The station reopened at around 5:25 p.m. Several city officials showed up at the scene after the shooting, including Police Chief Howard Jordan and City Council President Larry Reid, who was among council members who held a news conference Wednesday saying the encampment must go.

After learning that Occupy Oakland medics had helped the person who was shot tonight, Reid said, "I appreciate their efforts to help save the life of the victim in this situation."

Although many at the scene insist the shooting wasn't related to the encampment, Reid said it should be part of the larger conversation about the camp.

"I think it puts us in a position of having to look at this problem in a more comprehensive manner," he said, saying that there were knife fights on 14th Street earlier this week.
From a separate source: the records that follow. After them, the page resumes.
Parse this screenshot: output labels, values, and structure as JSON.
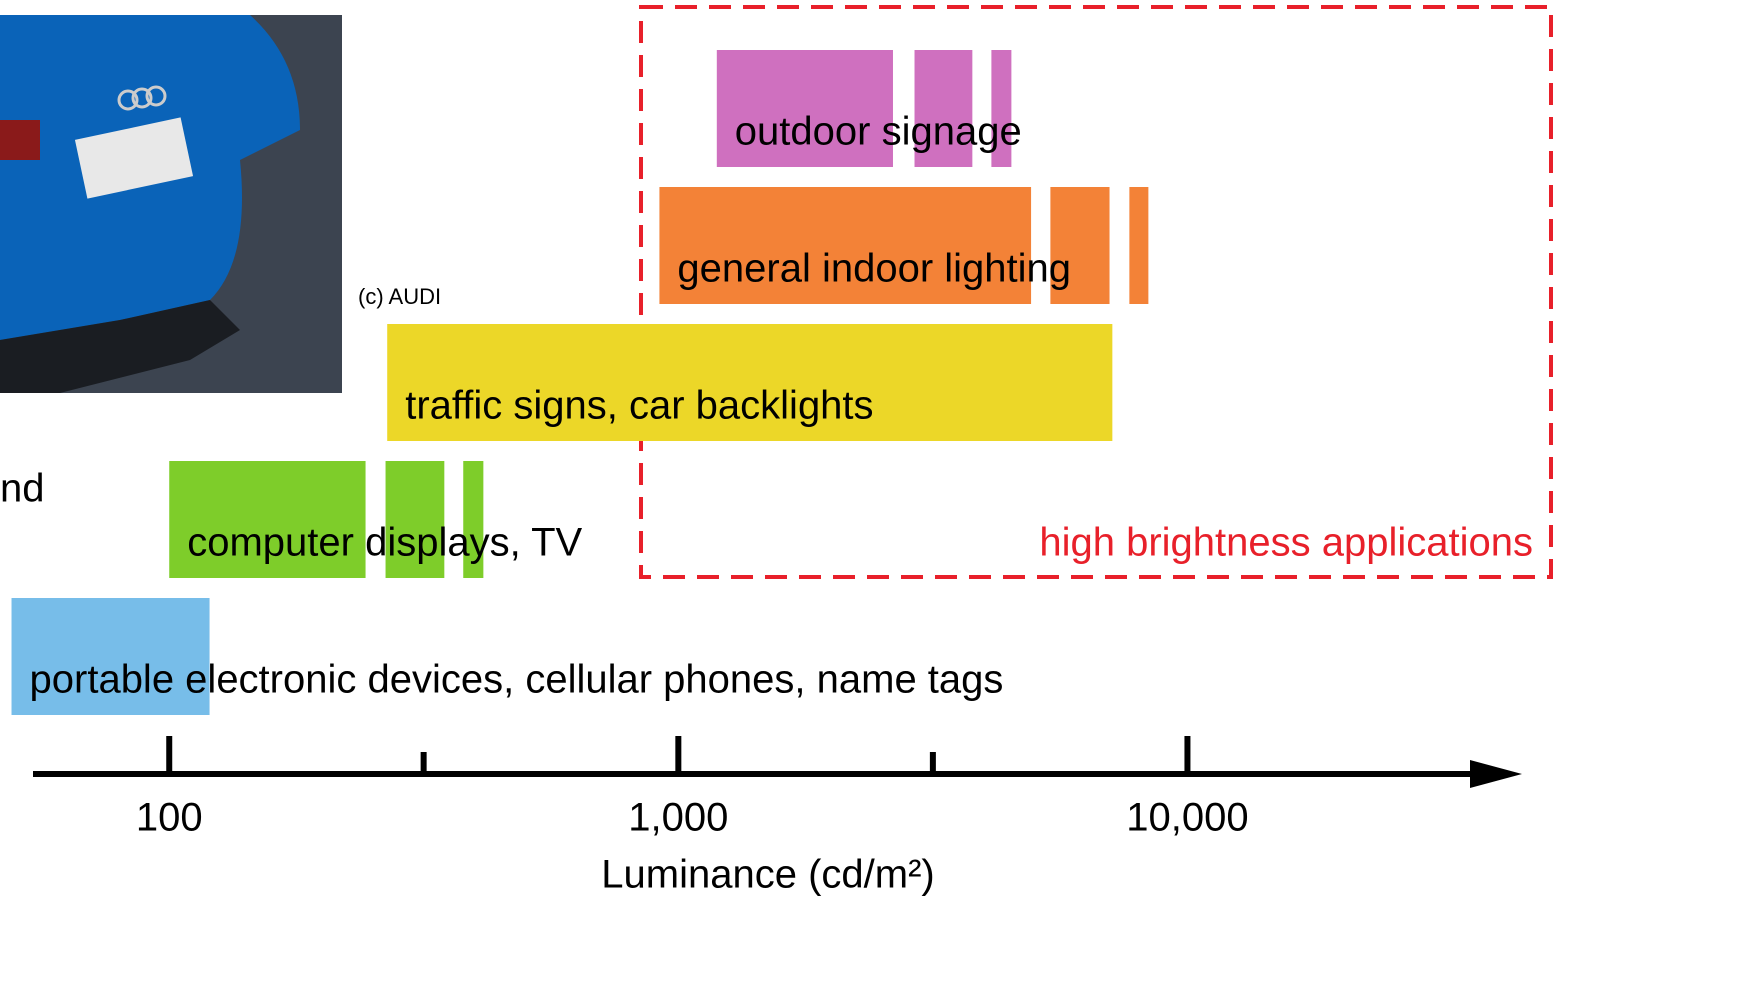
{
  "chart_data": {
    "type": "range",
    "xlabel": "Luminance (cd/m²)",
    "xscale": "log",
    "xlim": [
      54,
      45000
    ],
    "xticks": [
      100,
      {
        "value": 1000,
        "label": "1,000"
      },
      {
        "value": 10000,
        "label": "10,000"
      }
    ],
    "xminorticks": [
      316,
      3162
    ],
    "series": [
      {
        "name": "portable electronic devices, cellular phones, name tags",
        "color": "#77bde9",
        "segments": [
          [
            49,
            120
          ]
        ]
      },
      {
        "name": "computer displays, TV",
        "color": "#7ecd2a",
        "segments": [
          [
            100,
            243
          ],
          [
            266,
            347
          ],
          [
            378,
            414
          ]
        ]
      },
      {
        "name": "traffic signs, car backlights",
        "color": "#ecd728",
        "segments": [
          [
            268,
            7120
          ]
        ]
      },
      {
        "name": "general indoor lighting",
        "color": "#f38237",
        "segments": [
          [
            918,
            4930
          ],
          [
            5380,
            7030
          ],
          [
            7690,
            8380
          ]
        ]
      },
      {
        "name": "outdoor signage",
        "color": "#cf70bf",
        "segments": [
          [
            1190,
            2640
          ],
          [
            2910,
            3780
          ],
          [
            4120,
            4510
          ]
        ]
      }
    ],
    "highlight": {
      "label": "high brightness applications",
      "color": "#e8202a"
    },
    "photo_credit": "(c) AUDI",
    "side_text": "nd"
  }
}
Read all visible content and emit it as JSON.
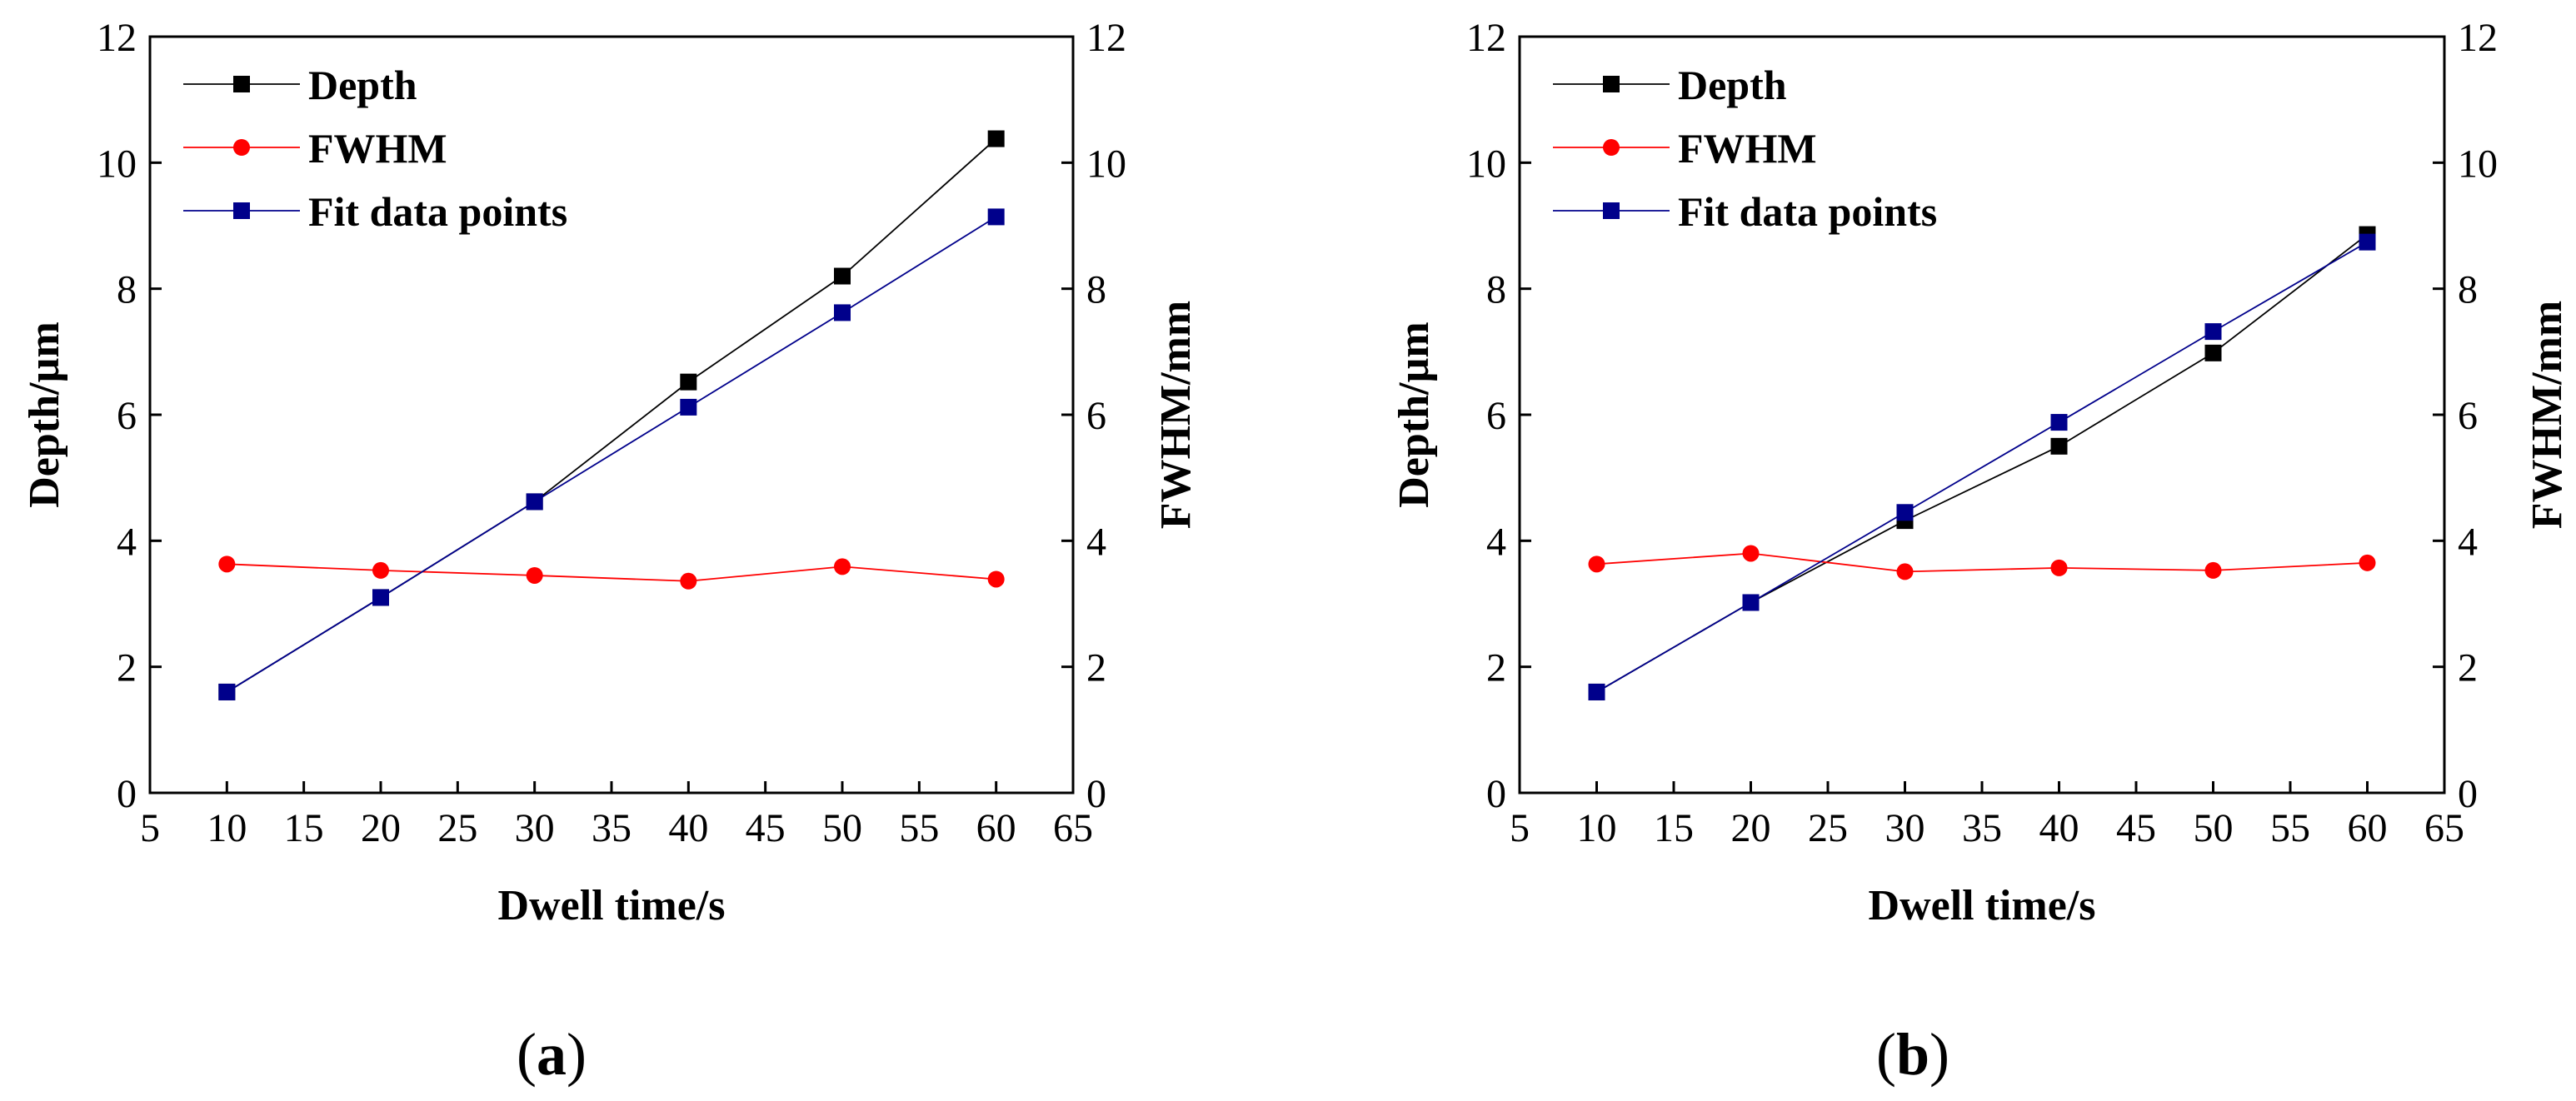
{
  "chart_data": [
    {
      "type": "line",
      "panel_label": "a",
      "xlabel": "Dwell time/s",
      "ylabel": "Depth/µm",
      "y2label": "FWHM/mm",
      "xlim": [
        5,
        65
      ],
      "ylim": [
        0,
        12
      ],
      "y2lim": [
        0,
        12
      ],
      "x_ticks": [
        5,
        10,
        15,
        20,
        25,
        30,
        35,
        40,
        45,
        50,
        55,
        60,
        65
      ],
      "y_ticks": [
        0,
        2,
        4,
        6,
        8,
        10,
        12
      ],
      "legend_position": "top-left",
      "series": [
        {
          "name": "Depth",
          "color": "#000000",
          "marker": "square",
          "axis": "left",
          "x": [
            10,
            20,
            30,
            40,
            50,
            60
          ],
          "y": [
            1.6,
            3.1,
            4.62,
            6.52,
            8.2,
            10.38
          ]
        },
        {
          "name": "FWHM",
          "color": "#ff0000",
          "marker": "circle",
          "axis": "right",
          "x": [
            10,
            20,
            30,
            40,
            50,
            60
          ],
          "y": [
            3.63,
            3.53,
            3.45,
            3.36,
            3.59,
            3.39
          ]
        },
        {
          "name": "Fit data points",
          "color": "#00008b",
          "marker": "square",
          "axis": "left",
          "x": [
            10,
            20,
            30,
            40,
            50,
            60
          ],
          "y": [
            1.6,
            3.1,
            4.62,
            6.12,
            7.62,
            9.14
          ]
        }
      ]
    },
    {
      "type": "line",
      "panel_label": "b",
      "xlabel": "Dwell time/s",
      "ylabel": "Depth/µm",
      "y2label": "FWHM/mm",
      "xlim": [
        5,
        65
      ],
      "ylim": [
        0,
        12
      ],
      "y2lim": [
        0,
        12
      ],
      "x_ticks": [
        5,
        10,
        15,
        20,
        25,
        30,
        35,
        40,
        45,
        50,
        55,
        60,
        65
      ],
      "y_ticks": [
        0,
        2,
        4,
        6,
        8,
        10,
        12
      ],
      "legend_position": "top-left",
      "series": [
        {
          "name": "Depth",
          "color": "#000000",
          "marker": "square",
          "axis": "left",
          "x": [
            10,
            20,
            30,
            40,
            50,
            60
          ],
          "y": [
            1.6,
            3.02,
            4.32,
            5.5,
            6.98,
            8.86
          ]
        },
        {
          "name": "FWHM",
          "color": "#ff0000",
          "marker": "circle",
          "axis": "right",
          "x": [
            10,
            20,
            30,
            40,
            50,
            60
          ],
          "y": [
            3.63,
            3.8,
            3.51,
            3.57,
            3.53,
            3.65
          ]
        },
        {
          "name": "Fit data points",
          "color": "#00008b",
          "marker": "square",
          "axis": "left",
          "x": [
            10,
            20,
            30,
            40,
            50,
            60
          ],
          "y": [
            1.6,
            3.02,
            4.45,
            5.88,
            7.32,
            8.74
          ]
        }
      ]
    }
  ]
}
Early this afternoon, Mayor Jean Quan said that a plan to remove the encampment "has to be done thoughtfully" and "has to take time."

Quan said she wants to "continue dialogue" with protesters who have been in Frank Ogaza Plaza for a month before the city takes any action. Chief Jordan told reporters earlier today that, "I'm not at liberty to announce if and when we'll take any action" to remove protesters from the plaza.

City Councilman Ignacio De La Fuente, who is one of the members urging the immediate removal of the encampment, said, "We're waiting for the mayor and her administration to deal with the situation but it gets worse and worse every day."

De La Fuente said he thinks the longer the protesters are allowed to stay at the plaza the harder it will be to remove them.

"More and more people are camping out in the plaza, not less," he said. On Wednesday, one protester said, the city turned off lights in the part of the plaza that contains the encampment.

Tonight, the lights were still out and a number of protesters at the crime scene were angrily yelling, "Turn the lights on," saying that the darkness leads to more crime. Others lit candles all around the scene of the shooting, and one man sat cross-legged and meditating near the police tape.